Tax Preparer Sentenced after Using Personal Info of Deceased Children

A Bronx tax preparer has been sentenced to 63 months in prison for preparing false tax returns using the identities of dead children, while another preparer in Southern California faces prison time for claiming up to 20 non-existent children as dependents.

Davis Jackson was sentenced Wednesday to five years and three months in prison for preparing false tax returns that generated more than $1 million in bogus refunds for clients. According to prosecutors, Jackson, 57, fraudulently increased his clients' refunds by inventing phony businesses, inflating deductions, and creating fake dependents using the personal information of deceased children. He ran his tax preparation business out of his home.

He was convicted in April of 11 counts of aiding and assisting the preparation of false tax returns and one count of corruptly endeavoring to impede the tax laws, after a one-week jury trial (see Bronx Preparer Used Children’s SSNs to File False Tax Returns). He was sentenced in Manhattan federal court by U.S. District Judge Colleen McMahon.

In addition to the prison term, Judge McMahon held Jackson responsible for $60,515 in restitution, and ordered him to serve one year of supervised release following his prison sentence. The judge also prohibited him from engaging in work related to tax preparation, as a special condition of supervised release.

In imposing sentence, McMahon told Jackson, “You have no right to cheat the people of the United States of money... You are a thief.” McMahon added that Jackson had shown an “utter lack of remorse” for his fraud and that the sentence was “appropriate to send a message to the community that this behavior will not be tolerated.”

Separately, last week, another tax preparer in the Los Angeles area pleaded guilty to claiming 20 fictitious children as her dependents, all born on the same day.

Norma Coronel, 40, of Coronel, Calif., pleaded guilty last Friday in a federal district court to three felony counts—aiding and assisting in the preparation of fraudulent federal income tax returns, fraudulently using Social Security numbers obtained with false information, and theft of government property.
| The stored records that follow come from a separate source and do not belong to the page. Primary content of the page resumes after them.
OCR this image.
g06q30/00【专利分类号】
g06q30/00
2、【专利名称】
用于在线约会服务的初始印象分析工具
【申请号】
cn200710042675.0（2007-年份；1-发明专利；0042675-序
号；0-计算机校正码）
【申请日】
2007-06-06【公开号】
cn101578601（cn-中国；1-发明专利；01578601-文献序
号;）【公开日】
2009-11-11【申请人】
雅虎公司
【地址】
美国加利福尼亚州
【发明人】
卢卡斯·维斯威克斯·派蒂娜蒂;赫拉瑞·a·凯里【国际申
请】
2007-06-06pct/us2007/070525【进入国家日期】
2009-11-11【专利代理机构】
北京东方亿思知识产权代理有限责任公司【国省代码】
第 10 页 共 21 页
Coronel pleaded guilty before U.S. District Judge Manuel Real, who scheduled a sentencing hearing for November 28. She faces up to 18 years in prison for the three felony counts. However, when she was charged last month in a 35-count indictment, she faced up to 143 years in prison (see Tax Preparer Faces up to 143 Years in Prison).

In her plea agreement, Coronel admitted that in 2003 she applied for and obtained Social Security numbers for at least 20 fictitious children that she falsely claimed had been born to her at a Los Angeles hospital on Dec. 11, 2002. Using the bogus identities, Coronel prepared and filed fraudulent federal tax returns for family members and friends that claimed dependent deductions and sought unwarranted refunds.

She admitted in the plea agreement that she had frequently directed the Internal Revenue Service to send the unwarranted refunds to her own residence or to accounts that she controlled. Coronel either failed to provide her clients with copies of the returns that she had filed, or gave them copies of fake returns that had never been filed. As a result, the taxpayers were not aware that Coronel had filed fraudulent returns in their names or that Coronel was using the returns to obtain the refunds for her own benefit.

Coronel said in the plea agreement that as a result of her filing of the false tax returns the government suffered losses totaling $309,164.

In addition to the potential 18-year prison term, at sentencing she faces a maximum fine of $750,000. Coronel has agreed to make full restitution to the United States.